Thursday, 12 December 2024

Sunday, 24 November 2024

Sandra Junele

 


Sandra Junele is the founder of 'JUNELE', a small business that creates one-of-a-kind decor pieces. Originally from Latvia, she moved to Scotland in 2014 with limited English language skills, learned, adapted and made it her home. Sandra holds a Diploma in Interior design and a Degree in Textile Design, which she combines to bring her passion for sustainable and unique artwork to life.

At JUNELE, they believe that every person and space deserves to have decor that reflects their unique appeal. They work closely with customers to create bespoke pieces that suit their individual tastes and needs. JUNELE also believe in making a positive impact on the environment by using industrial textile waste and turning it into something beautiful rather than throwing it away.


Sandra minces up textile waste and combines with a vegetable based glue very much like paper-making this creates a kind of felt board that she then uses to create her art works.




Wednesday, 30 October 2024

Staffonly

Our ‘Lost in Errors’ collection delves into the fragmented nature of contemporary visual communication.The interplay between reality and AI, the warping and distorting of understanding. 

By intentionally integrating texture errors , we want to challenge the flattening of complex realities into digital distortions.

These glitches disrupt traditional image hierarchies, revealing the underlying materiality and the porous boundaries between the virtual and the tangible.
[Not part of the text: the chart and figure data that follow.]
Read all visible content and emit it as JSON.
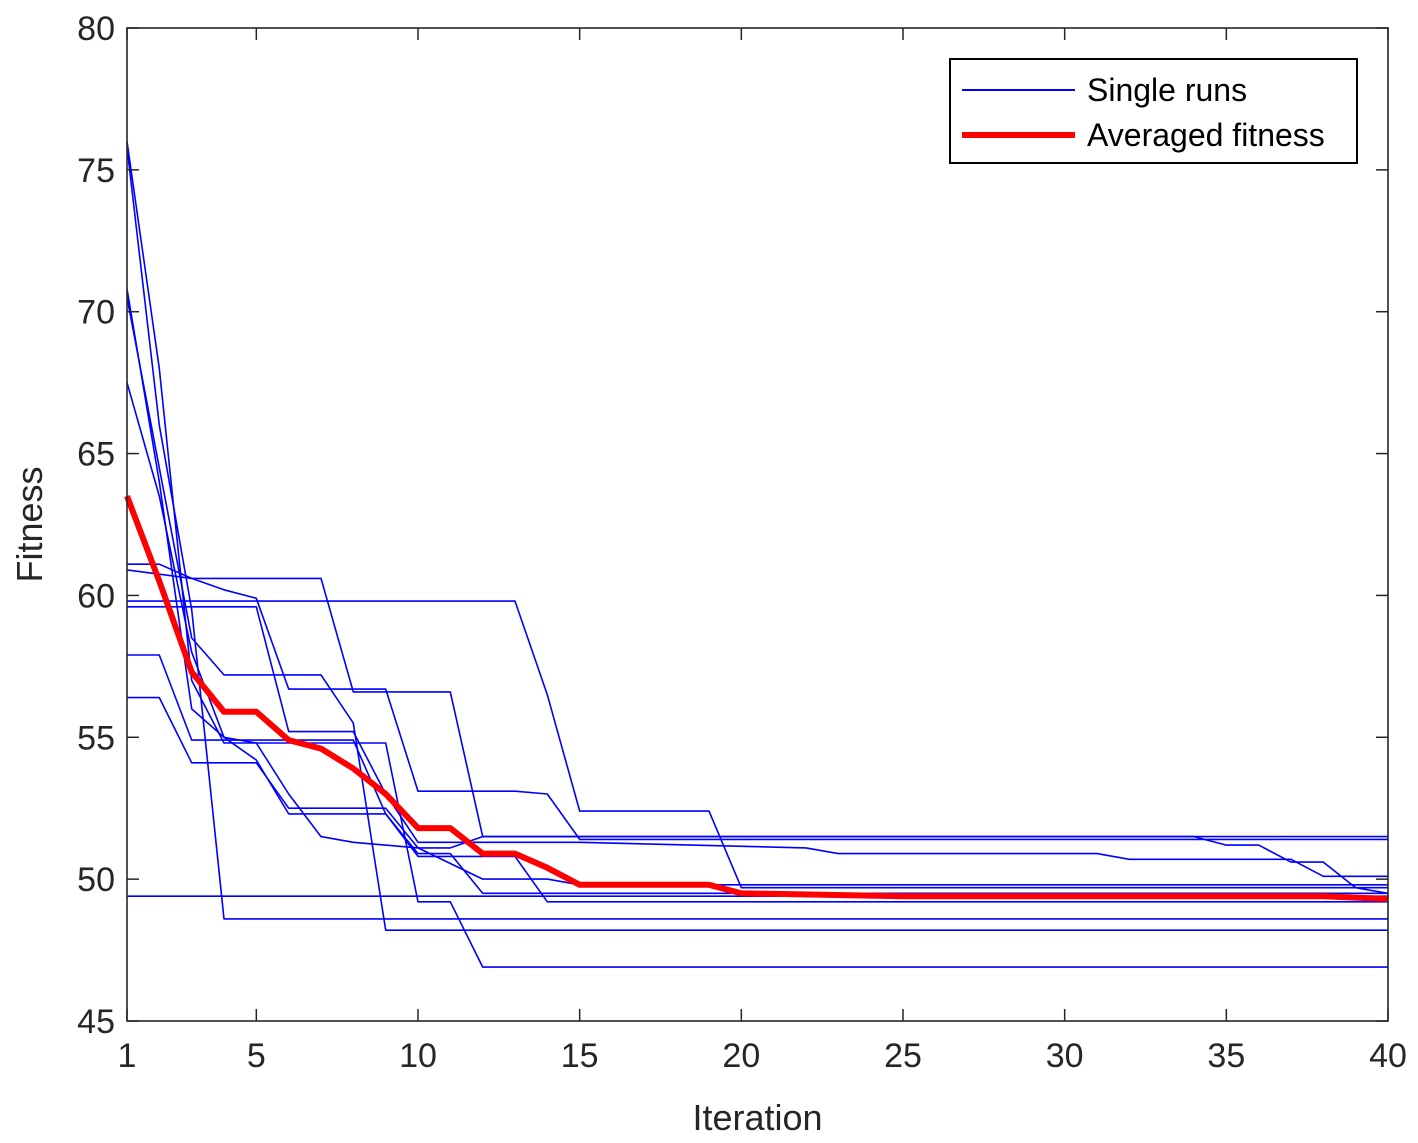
{
  "chart_data": {
    "type": "line",
    "xlabel": "Iteration",
    "ylabel": "Fitness",
    "xlim": [
      1,
      40
    ],
    "ylim": [
      45,
      80
    ],
    "xticks": [
      1,
      5,
      10,
      15,
      20,
      25,
      30,
      35,
      40
    ],
    "yticks": [
      45,
      50,
      55,
      60,
      65,
      70,
      75,
      80
    ],
    "legend": {
      "position": "top-right",
      "entries": [
        {
          "label": "Single runs",
          "color": "#0000ff",
          "style": "thin"
        },
        {
          "label": "Averaged fitness",
          "color": "#ff0000",
          "style": "thick"
        }
      ]
    },
    "series": [
      {
        "name": "Single runs",
        "color": "#0000ff",
        "points": [
          [
            1,
            76.0
          ],
          [
            2,
            68.0
          ],
          [
            3,
            57.0
          ],
          [
            4,
            54.8
          ],
          [
            9,
            54.8
          ],
          [
            10,
            49.2
          ],
          [
            11,
            49.2
          ],
          [
            12,
            46.9
          ],
          [
            40,
            46.9
          ]
        ]
      },
      {
        "name": "Single runs",
        "color": "#0000ff",
        "points": [
          [
            1,
            75.8
          ],
          [
            2,
            66.0
          ],
          [
            3,
            59.5
          ],
          [
            4,
            48.6
          ],
          [
            40,
            48.6
          ]
        ]
      },
      {
        "name": "Single runs",
        "color": "#0000ff",
        "points": [
          [
            1,
            70.8
          ],
          [
            2,
            64.0
          ],
          [
            3,
            56.0
          ],
          [
            4,
            55.0
          ],
          [
            5,
            54.8
          ],
          [
            6,
            53.0
          ],
          [
            7,
            51.5
          ],
          [
            8,
            51.3
          ],
          [
            10,
            51.1
          ],
          [
            12,
            50.0
          ],
          [
            14,
            50.0
          ],
          [
            15,
            49.8
          ],
          [
            40,
            49.8
          ]
        ]
      },
      {
        "name": "Single runs",
        "color": "#0000ff",
        "points": [
          [
            1,
            70.5
          ],
          [
            2,
            64.5
          ],
          [
            3,
            58.5
          ],
          [
            4,
            57.2
          ],
          [
            7,
            57.2
          ],
          [
            8,
            55.5
          ],
          [
            9,
            48.2
          ],
          [
            40,
            48.2
          ]
        ]
      },
      {
        "name": "Single runs",
        "color": "#0000ff",
        "points": [
          [
            1,
            67.5
          ],
          [
            2,
            63.5
          ],
          [
            3,
            58.0
          ],
          [
            4,
            55.0
          ],
          [
            5,
            54.2
          ],
          [
            6,
            52.3
          ],
          [
            7,
            52.3
          ],
          [
            9,
            52.3
          ],
          [
            10,
            50.9
          ],
          [
            11,
            50.9
          ],
          [
            12,
            49.5
          ],
          [
            40,
            49.5
          ]
        ]
      },
      {
        "name": "Single runs",
        "color": "#0000ff",
        "points": [
          [
            1,
            61.1
          ],
          [
            2,
            61.1
          ],
          [
            3,
            60.6
          ],
          [
            4,
            60.2
          ],
          [
            5,
            59.9
          ],
          [
            6,
            56.7
          ],
          [
            9,
            56.7
          ],
          [
            10,
            53.1
          ],
          [
            12,
            53.1
          ],
          [
            13,
            53.1
          ],
          [
            14,
            53.0
          ],
          [
            15,
            51.4
          ],
          [
            40,
            51.4
          ]
        ]
      },
      {
        "name": "Single runs",
        "color": "#0000ff",
        "points": [
          [
            1,
            60.9
          ],
          [
            3,
            60.6
          ],
          [
            7,
            60.6
          ],
          [
            8,
            56.6
          ],
          [
            11,
            56.6
          ],
          [
            12,
            51.5
          ],
          [
            40,
            51.5
          ]
        ]
      },
      {
        "name": "Single runs",
        "color": "#0000ff",
        "points": [
          [
            1,
            59.8
          ],
          [
            13,
            59.8
          ],
          [
            14,
            56.5
          ],
          [
            15,
            52.4
          ],
          [
            19,
            52.4
          ],
          [
            20,
            49.7
          ],
          [
            40,
            49.7
          ]
        ]
      },
      {
        "name": "Single runs",
        "color": "#0000ff",
        "points": [
          [
            1,
            59.6
          ],
          [
            5,
            59.6
          ],
          [
            6,
            55.2
          ],
          [
            8,
            55.2
          ],
          [
            9,
            53.0
          ],
          [
            10,
            51.3
          ],
          [
            15,
            51.3
          ],
          [
            22,
            51.1
          ],
          [
            23,
            50.9
          ],
          [
            31,
            50.9
          ],
          [
            32,
            50.7
          ],
          [
            37,
            50.7
          ],
          [
            38,
            50.1
          ],
          [
            40,
            50.1
          ]
        ]
      },
      {
        "name": "Single runs",
        "color": "#0000ff",
        "points": [
          [
            1,
            57.9
          ],
          [
            2,
            57.9
          ],
          [
            3,
            54.9
          ],
          [
            8,
            54.9
          ],
          [
            9,
            52.3
          ],
          [
            10,
            50.8
          ],
          [
            13,
            50.8
          ],
          [
            14,
            49.2
          ],
          [
            40,
            49.2
          ]
        ]
      },
      {
        "name": "Single runs",
        "color": "#0000ff",
        "points": [
          [
            1,
            56.4
          ],
          [
            2,
            56.4
          ],
          [
            3,
            54.1
          ],
          [
            5,
            54.1
          ],
          [
            6,
            52.5
          ],
          [
            9,
            52.5
          ],
          [
            10,
            51.1
          ],
          [
            11,
            51.1
          ],
          [
            12,
            51.5
          ],
          [
            34,
            51.5
          ],
          [
            35,
            51.2
          ],
          [
            36,
            51.2
          ],
          [
            37,
            50.6
          ],
          [
            38,
            50.6
          ],
          [
            39,
            49.7
          ],
          [
            40,
            49.5
          ]
        ]
      },
      {
        "name": "Single runs",
        "color": "#0000ff",
        "points": [
          [
            1,
            49.4
          ],
          [
            40,
            49.4
          ]
        ]
      },
      {
        "name": "Averaged fitness",
        "color": "#ff0000",
        "width": "thick",
        "points": [
          [
            1,
            63.5
          ],
          [
            2,
            60.5
          ],
          [
            3,
            57.3
          ],
          [
            4,
            55.9
          ],
          [
            5,
            55.9
          ],
          [
            6,
            54.9
          ],
          [
            7,
            54.6
          ],
          [
            8,
            53.9
          ],
          [
            9,
            53.0
          ],
          [
            10,
            51.8
          ],
          [
            11,
            51.8
          ],
          [
            12,
            50.9
          ],
          [
            13,
            50.9
          ],
          [
            14,
            50.4
          ],
          [
            15,
            49.8
          ],
          [
            16,
            49.8
          ],
          [
            17,
            49.8
          ],
          [
            18,
            49.8
          ],
          [
            19,
            49.8
          ],
          [
            20,
            49.5
          ],
          [
            25,
            49.4
          ],
          [
            30,
            49.4
          ],
          [
            35,
            49.4
          ],
          [
            38,
            49.4
          ],
          [
            40,
            49.3
          ]
        ]
      }
    ]
  }
}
This piece acts as a material sphere, deconstructing societal perceptions and exposing the fragile interplay between technology and identity. Explore how our designs navigate the collapse of seamless surfaces, inviting you to question the authenticity and depth of the images that shape our world. Staffonly







Saturday, 26 October 2024

Carolyn Sutton


'Witches in word, not deed'  by Carolyn Sutton is displayed at Dunfermline Carnegie Library & Galleries  until 17th Nov.
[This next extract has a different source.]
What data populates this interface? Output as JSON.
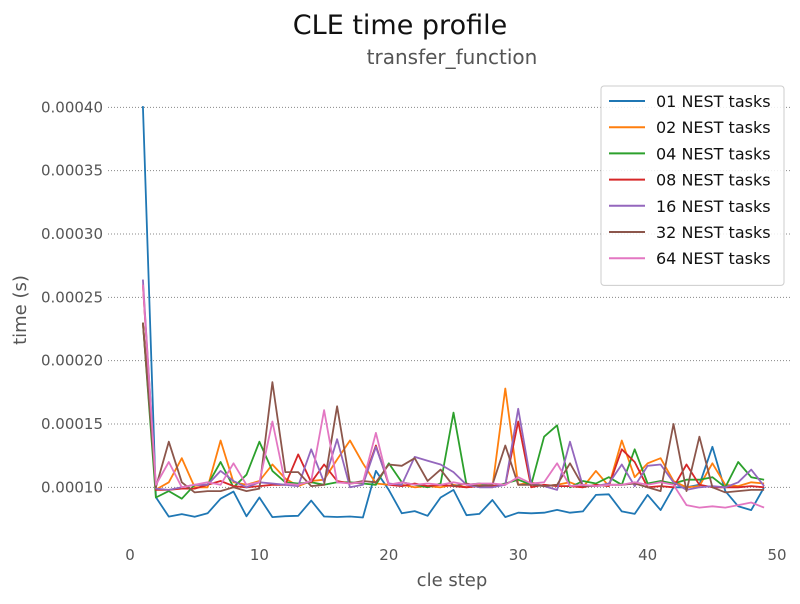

"Carolyn Sutton’s higher degrees in library science and archival administration, heritage and exhibition design, and studio art/ photography inform her work as an artist and interpretation designer. Witches in Word, Not Deed stems from her interest in matters of social justice, difficult heritage, and folklore. She has been researching the witchcraft trials for many years, but it wasn’t until the culmination of all these things that the exhibition could come together in a way that felt right to her. It is an imperative asking us to remember the lives of the victims with dignity and compassion. It cautions us against the further exploitation of this history.

 

Witches in Word, Not Deed remembers 13 women wrongly accused and persecuted for witchcraft in Scotland under the Witchcraft Act of 1563. Through personalised and historically accurate dresses imprinted with the words that condemned them, the exhibition brings attention to the power of words and the loss of identity and life in which the witchcraft trials resulted. The exhibition is a heartfelt memorial to the roughly 4000 people accused of witchcraft in Scotland, nearly 85% of them women."














Sunday, 13 October 2024

Raija Jokinen

 


Finnish textile artist Raija Jokinen uses flax and hand and machine embroidery to create fascinating pieces based on the human body, visualising our connection and part in the natural world.







Wednesday, 28 August 2024

Human Touch Clothing

 




Human Touch was  founded in 2023 by Juliet Seger, a tailor, clothing engineer and sustainability designer, and Christina Albrecht, from theoretical foundations, conceived of in 2020 during Juliet’s masters degree in Design for Change at Edinburgh Collage of Art. 
What started as a conceptual project has evolved into a brand, launching at Berlin Fashion Week in February this year. The brand aims to show the disconnect between the omnipresence of clothes and the production processes that are fundamentally powered by human labour. 

"Our design process is a very practical one. HUMAN TOUCH garments follow a normal sewing process with the difference that three to four times per minute the machinist dips her fingers in paint, therein directly printing the fingerprints from the manufacturing process onto the fabric. Areas of a garment that require more handling appear more densely painted. Overall the resulting pattern is quite dynamic, a combination of vague strokes and actual distinguishable fingerprints. To counterbalance the “messy” print design we choose silhouettes that are clearly legible: collared shirts, denim jeans, clean cut coats – items with clearly defined and recognizable tailoring details. Afterwards we heat the garment to fix the textile paint to the fibres making them wearable and washable." Human Touch








Tuesday, 27 August 2024

Lildenimjean


De-constructed, reconstructed repaired denim by Japanese company Lindenimjean who use sashiko techniques to make incredible garments.